Hubbard was one of nine Republican economists whose views were touted by Treasury Secretary Steven Mnuchin, in advancing the claim that the plan would increase GDP growth by 0.3 percent a year over a decade. This faced sharp pushback from Democratic economists, including former treasury secretary Larry Summers.
Major tax cuts enacted in 1981 and again in 2001-2003 ultimately suffered U-turns as policymakers faced a worsening fiscal outlook and politically unpalatable spending cuts.
In 1981, president Ronald Reagan's administration oversaw steep tax cuts, including capital investment write-offs for companies, but agreed to reverse some of these the very next year, unnerved by shrinking tax receipts.
Still, deficits continued to balloon during the 1980s, with federal debt rising more than 60 percent to $2.6 trillion between 1981 and 1988 -- switching the United States from the world's largest international lender to its biggest debtor.
Nevertheless, that year presidential candidate George H.W. Bush uttered six fateful words he quickly came regret: "Read my lips: no new taxes."
- 'You're going to regret it' -
By 1990, with Bush in office, the White House retreated, deciding it had no choice but to accept some painful tax hikes, allowing the top marginal rates and the alternative minimum tax levied on many wealthier Americans to rise, just as the United States was about to slip into recession.
The move immediately opened up a chasm with Bush's own party, sending his political team into disarray and exposing the president to ridicule from rival candidates. The climb-down likely cost Bush reelection in 1992.
"He probably lost his job because of it," Matthew Gardner, a senior fellow at the Institute on Taxation and Economic Policy, told AFP.
"The lesson is pretty similar to the lesson that we should have learned in the '80s and again in 2001: If you cut taxes without a flight path to sustainability, you're likely to going to regret it."

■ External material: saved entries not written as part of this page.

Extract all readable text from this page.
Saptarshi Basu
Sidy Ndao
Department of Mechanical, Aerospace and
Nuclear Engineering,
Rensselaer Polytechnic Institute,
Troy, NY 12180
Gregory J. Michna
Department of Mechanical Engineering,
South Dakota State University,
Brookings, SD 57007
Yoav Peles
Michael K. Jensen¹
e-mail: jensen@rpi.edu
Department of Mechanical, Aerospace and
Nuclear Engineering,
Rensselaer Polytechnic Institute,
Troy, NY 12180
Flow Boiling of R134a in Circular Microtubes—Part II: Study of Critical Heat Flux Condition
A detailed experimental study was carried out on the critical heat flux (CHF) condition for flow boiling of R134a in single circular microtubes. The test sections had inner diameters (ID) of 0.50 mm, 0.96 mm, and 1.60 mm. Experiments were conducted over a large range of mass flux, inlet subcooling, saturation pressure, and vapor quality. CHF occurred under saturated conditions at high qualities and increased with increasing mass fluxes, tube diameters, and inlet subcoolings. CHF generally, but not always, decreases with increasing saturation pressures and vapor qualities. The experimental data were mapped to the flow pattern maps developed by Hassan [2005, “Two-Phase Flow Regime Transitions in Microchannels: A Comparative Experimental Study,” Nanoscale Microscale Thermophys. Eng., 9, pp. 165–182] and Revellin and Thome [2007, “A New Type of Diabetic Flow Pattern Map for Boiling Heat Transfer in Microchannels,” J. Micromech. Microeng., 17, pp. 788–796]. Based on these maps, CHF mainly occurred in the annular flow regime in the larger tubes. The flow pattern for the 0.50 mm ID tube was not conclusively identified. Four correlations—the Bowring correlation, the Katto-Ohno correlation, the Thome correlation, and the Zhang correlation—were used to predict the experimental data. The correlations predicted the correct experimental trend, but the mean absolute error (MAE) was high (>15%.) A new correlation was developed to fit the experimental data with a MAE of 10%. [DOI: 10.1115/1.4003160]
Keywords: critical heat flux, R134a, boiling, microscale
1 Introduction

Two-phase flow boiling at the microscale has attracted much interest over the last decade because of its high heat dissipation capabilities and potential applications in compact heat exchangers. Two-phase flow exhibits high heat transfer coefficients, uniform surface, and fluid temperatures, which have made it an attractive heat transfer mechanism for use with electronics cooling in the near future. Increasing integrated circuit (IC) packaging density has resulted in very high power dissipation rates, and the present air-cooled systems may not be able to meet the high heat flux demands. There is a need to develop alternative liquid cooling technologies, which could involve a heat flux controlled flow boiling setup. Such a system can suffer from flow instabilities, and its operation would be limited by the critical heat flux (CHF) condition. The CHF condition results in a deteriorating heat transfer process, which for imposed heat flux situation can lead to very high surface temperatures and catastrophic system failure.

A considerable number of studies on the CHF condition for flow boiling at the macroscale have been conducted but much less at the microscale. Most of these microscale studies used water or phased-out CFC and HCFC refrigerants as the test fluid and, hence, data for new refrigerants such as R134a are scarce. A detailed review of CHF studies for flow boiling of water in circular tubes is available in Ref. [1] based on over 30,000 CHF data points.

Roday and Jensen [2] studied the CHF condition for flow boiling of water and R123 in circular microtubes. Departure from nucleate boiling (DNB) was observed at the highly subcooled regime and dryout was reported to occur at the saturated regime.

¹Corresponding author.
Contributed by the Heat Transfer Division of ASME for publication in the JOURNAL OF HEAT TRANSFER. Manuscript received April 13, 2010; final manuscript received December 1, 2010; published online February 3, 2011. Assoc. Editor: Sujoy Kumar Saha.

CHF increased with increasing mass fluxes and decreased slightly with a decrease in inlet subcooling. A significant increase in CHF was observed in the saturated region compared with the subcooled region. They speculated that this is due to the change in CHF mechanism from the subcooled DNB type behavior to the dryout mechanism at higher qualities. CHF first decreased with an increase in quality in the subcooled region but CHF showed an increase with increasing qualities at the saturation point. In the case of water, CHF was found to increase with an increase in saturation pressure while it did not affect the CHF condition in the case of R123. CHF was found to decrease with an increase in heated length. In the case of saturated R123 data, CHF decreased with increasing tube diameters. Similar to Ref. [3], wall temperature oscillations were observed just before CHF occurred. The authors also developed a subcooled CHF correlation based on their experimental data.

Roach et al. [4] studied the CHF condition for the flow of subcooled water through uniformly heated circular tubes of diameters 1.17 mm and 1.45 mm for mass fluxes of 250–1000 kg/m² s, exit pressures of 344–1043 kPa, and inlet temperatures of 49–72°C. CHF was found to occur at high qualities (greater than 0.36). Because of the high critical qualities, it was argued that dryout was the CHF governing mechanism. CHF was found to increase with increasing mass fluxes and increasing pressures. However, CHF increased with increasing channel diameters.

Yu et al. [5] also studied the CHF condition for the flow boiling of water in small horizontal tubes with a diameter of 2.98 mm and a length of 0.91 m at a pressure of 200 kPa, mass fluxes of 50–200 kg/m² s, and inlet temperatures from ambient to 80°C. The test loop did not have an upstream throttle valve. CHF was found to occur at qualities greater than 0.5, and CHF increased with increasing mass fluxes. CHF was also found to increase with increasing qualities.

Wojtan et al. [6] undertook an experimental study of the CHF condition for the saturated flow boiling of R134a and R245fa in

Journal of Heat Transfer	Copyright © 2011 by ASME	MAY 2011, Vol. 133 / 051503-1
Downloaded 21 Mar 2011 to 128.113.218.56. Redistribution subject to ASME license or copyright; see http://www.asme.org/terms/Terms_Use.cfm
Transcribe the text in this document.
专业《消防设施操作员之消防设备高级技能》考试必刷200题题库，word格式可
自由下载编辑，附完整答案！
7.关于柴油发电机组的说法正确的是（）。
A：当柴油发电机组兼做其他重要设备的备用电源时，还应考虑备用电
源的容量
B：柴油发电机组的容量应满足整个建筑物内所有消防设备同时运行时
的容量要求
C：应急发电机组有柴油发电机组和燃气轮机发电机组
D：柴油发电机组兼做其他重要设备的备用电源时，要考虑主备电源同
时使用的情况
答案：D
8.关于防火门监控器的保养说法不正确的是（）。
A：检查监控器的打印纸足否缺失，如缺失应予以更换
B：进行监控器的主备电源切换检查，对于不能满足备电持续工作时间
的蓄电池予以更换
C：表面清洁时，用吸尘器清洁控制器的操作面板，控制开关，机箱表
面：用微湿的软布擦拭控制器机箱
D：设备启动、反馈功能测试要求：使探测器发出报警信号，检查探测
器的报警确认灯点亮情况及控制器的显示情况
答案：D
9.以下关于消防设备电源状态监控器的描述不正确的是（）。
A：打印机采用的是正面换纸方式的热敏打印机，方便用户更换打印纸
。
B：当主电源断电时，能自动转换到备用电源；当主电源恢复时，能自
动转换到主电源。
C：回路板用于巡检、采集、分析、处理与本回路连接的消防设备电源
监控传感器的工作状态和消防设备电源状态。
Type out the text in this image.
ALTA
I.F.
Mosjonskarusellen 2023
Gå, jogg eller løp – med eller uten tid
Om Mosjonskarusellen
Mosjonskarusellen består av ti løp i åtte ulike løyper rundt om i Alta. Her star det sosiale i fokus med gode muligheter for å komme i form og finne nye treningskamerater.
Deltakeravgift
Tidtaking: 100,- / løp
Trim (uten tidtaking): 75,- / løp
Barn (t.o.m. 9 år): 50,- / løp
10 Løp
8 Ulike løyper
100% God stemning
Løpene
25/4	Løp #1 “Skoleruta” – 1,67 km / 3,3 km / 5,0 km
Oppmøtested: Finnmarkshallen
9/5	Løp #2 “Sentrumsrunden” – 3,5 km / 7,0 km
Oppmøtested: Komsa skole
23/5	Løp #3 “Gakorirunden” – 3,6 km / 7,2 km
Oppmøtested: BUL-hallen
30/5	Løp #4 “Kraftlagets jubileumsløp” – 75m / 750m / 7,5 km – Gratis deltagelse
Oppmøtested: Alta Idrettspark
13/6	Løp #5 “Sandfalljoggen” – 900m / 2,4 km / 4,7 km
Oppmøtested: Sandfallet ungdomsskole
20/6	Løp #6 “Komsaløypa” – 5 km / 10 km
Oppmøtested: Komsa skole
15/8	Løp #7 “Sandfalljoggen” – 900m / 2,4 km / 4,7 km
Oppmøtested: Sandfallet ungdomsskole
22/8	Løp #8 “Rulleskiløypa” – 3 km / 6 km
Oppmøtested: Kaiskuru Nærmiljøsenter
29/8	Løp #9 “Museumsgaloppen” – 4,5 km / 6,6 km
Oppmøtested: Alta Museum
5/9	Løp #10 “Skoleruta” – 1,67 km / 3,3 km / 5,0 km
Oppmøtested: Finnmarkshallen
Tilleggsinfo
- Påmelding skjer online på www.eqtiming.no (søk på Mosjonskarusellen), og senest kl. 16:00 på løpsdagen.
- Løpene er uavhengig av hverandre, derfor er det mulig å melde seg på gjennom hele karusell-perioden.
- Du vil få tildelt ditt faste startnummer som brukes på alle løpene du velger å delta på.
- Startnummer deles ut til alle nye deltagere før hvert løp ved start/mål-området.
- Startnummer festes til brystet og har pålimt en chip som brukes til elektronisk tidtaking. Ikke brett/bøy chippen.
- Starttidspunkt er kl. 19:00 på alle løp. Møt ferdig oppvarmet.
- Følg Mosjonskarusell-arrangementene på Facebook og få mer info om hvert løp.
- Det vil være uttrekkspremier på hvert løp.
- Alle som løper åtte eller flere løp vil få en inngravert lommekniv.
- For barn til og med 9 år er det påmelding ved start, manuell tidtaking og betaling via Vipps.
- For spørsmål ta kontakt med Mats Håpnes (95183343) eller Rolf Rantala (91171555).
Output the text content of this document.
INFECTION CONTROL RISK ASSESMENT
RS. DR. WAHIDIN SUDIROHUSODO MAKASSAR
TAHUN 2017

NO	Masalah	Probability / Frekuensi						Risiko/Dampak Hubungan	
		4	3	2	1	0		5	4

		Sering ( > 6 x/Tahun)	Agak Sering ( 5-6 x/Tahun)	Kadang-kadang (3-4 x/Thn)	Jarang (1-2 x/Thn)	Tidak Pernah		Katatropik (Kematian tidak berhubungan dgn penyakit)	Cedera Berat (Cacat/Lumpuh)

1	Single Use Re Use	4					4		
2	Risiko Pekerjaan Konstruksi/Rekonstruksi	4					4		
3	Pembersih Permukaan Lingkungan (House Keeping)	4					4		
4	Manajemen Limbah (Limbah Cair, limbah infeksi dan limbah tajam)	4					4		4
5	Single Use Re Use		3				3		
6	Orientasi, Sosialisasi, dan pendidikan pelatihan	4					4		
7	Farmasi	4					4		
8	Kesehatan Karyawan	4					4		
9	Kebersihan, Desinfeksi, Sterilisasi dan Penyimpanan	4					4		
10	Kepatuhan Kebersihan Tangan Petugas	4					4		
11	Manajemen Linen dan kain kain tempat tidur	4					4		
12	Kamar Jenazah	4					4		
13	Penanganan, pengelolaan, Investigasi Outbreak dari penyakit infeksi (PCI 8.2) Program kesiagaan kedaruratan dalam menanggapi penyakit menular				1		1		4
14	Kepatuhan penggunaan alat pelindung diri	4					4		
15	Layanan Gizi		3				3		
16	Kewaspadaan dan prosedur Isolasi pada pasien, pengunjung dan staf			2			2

Tax cuts enacted under president George W. Bush in the early 2000s met a similar, although less straightforward, fate, according to Gardner.
Between 2001 and 2003, the administration and Congress lowered the top marginal tax rate to 35 percent from 39.6 percent, but after a protracted battle lawmakers allowed it to drift back up again to 39.6 percent in 2013 -- where president Bill Clinton's administration had left it in 1993.
"By late 2001, it was clear to many people that the budget surpluses that had prompted Bush to propose tax cuts as a candidate were really kind of illusory," said Gardner.
The 2017 tax cuts, he added, will have obvious targets -- such as certain privately-owned businesses that are currently taxed at individual rates -- that Democrats could reverse should control of Congress swing back in their favor, he added.
"A lot of these genies can be put back in the bottle," said Gardner.
But with the US federal debt at about $20 trillion, and the debt-to-GDP ratio its highest since World War II, economists of all stripes say a reckoning is in order. The question is where the spending cuts may come from.
As deficits balloon from their plan, Republicans are likely to call for cuts to social spending, exacerbating the effects of tax cuts that already favor the wealthy, according to Jared Bernstein, who served as economic advisor to former Vice President Joe Biden.
"How this plays out is going to have to be the result of future elections," he told AFP.